Most people prepare their answers for common job interview questions. It’s something even we promote, because it works. But in all of this preparation, applicants often stare blankly back at interviewers when asked, “Do you have any questions for me?” Even a polite, “No, I think you covered everything,” is a giant red flag for an interviewer. 

Not having any questions shows a lack of interest in the role and the company and could negatively impact your chances of being hired. We pulled together some easy questions to ask your interviewer depending on their role in the hiring process. You don’t have to ask all of them, and you can always ask a question more specific to the organization or job you’re being interviewed for, but these are some of the best and simplest options guaranteed to make an impression.
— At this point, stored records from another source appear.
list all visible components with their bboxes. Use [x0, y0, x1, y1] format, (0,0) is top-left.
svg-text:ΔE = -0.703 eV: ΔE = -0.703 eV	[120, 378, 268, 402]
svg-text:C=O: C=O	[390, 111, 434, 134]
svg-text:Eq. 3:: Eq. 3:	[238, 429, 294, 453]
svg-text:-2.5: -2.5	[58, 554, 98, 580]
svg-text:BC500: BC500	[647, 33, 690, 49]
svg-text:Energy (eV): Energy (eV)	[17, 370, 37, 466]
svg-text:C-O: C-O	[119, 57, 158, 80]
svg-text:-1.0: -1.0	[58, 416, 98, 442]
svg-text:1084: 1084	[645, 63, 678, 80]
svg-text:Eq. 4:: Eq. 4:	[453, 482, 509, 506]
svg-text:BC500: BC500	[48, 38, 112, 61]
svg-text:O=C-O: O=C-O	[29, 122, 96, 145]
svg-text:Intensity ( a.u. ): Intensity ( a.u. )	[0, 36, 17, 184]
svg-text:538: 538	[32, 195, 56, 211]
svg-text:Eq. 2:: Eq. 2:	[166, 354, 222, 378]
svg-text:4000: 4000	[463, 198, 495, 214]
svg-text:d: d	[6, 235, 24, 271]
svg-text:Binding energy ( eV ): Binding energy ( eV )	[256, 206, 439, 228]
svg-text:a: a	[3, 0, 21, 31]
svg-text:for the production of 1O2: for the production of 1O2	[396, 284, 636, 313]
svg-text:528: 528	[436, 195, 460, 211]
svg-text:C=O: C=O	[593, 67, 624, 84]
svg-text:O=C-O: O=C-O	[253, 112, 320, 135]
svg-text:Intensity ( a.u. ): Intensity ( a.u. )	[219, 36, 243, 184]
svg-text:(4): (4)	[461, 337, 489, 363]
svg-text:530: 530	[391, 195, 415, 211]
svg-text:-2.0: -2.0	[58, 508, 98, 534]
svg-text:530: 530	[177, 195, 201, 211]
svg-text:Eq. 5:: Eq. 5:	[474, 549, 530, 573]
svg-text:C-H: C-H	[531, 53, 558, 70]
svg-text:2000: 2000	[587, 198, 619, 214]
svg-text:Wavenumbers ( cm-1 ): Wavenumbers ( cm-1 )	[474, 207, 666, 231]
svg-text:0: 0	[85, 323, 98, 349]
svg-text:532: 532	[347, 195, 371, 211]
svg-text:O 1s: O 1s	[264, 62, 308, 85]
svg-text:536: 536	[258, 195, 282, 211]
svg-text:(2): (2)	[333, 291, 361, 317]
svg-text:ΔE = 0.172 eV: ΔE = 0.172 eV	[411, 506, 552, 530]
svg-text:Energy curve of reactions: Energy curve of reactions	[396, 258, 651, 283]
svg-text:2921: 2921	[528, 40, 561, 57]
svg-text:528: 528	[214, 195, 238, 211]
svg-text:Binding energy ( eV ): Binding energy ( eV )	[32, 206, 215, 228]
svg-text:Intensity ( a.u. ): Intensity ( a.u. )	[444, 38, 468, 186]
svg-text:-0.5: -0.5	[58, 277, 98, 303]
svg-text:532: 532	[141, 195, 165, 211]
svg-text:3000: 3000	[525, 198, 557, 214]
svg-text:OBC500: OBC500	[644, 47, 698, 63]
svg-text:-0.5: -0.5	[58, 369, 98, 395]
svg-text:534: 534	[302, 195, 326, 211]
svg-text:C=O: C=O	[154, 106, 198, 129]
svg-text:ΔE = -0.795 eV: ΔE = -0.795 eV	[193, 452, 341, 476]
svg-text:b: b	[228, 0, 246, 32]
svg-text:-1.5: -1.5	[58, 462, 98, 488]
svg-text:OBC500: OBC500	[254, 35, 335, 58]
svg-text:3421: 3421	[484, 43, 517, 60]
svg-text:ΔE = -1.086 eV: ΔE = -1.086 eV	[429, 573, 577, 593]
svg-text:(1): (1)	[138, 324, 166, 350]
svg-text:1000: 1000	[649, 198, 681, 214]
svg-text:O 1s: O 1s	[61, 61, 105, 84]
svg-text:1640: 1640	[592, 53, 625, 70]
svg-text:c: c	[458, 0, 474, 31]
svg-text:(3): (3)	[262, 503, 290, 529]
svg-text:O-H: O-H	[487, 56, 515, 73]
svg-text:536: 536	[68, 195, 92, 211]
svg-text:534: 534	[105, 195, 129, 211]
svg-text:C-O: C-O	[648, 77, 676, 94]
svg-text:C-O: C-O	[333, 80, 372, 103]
Questions to ask the HR contact

This is often one of the first interviews you will have for a job opening. The human resources contact is designed to weed through candidates based on experience and personality. Their questions will typically stick to your background and your behavior, not necessarily strategy, tactical execution or prior accomplishments. Questions directed at an HR contact should be similar in nature.

  1. What is the office culture?
  2. What type of personality would fit well with this team?
  3. Why is the position open?

Questions to ask the hiring manager

This is your future boss and you want to show you’re qualified for the position while also understanding if the two of you will mesh well. The people you work with on a daily basis can make or break your career happiness, so this is just as much an evaluation of your future employer as it is an evaluation of you.

  1. How do you measure success? 
  2. What is the most important thing you’d like me to accomplish in the first 30, 60 and 90 days of employment? 
  3. What is your management style? 
  4. How can my skills best help the team?

Questions to ask potential colleagues

You may not always have the opportunity to speak with employees or team members, but if you do you want to get an insider’s look at the team and management. Be candid, conversational and friendly.

  1. What is your favorite thing about working here? 
  2. Can you describe a time you didn’t meet the boss’s expectations. How did he or she react? 
  3. Do you have any advice for me regarding the role, team dynamics, or company?

Whether you’re interviewing with an HR professional, the hiring manager or a potential team member, you want to make sure you are asking questions of them as well. Not having any questions can hinder your chances of being hired, but you’ll also have missed an opportunity to make sure the position and team are right for you.

After all, finding a new job isn’t just about a change or a pay increase; you want to be happy at work too. Take time during each and every interview to ask your interviewer these questions.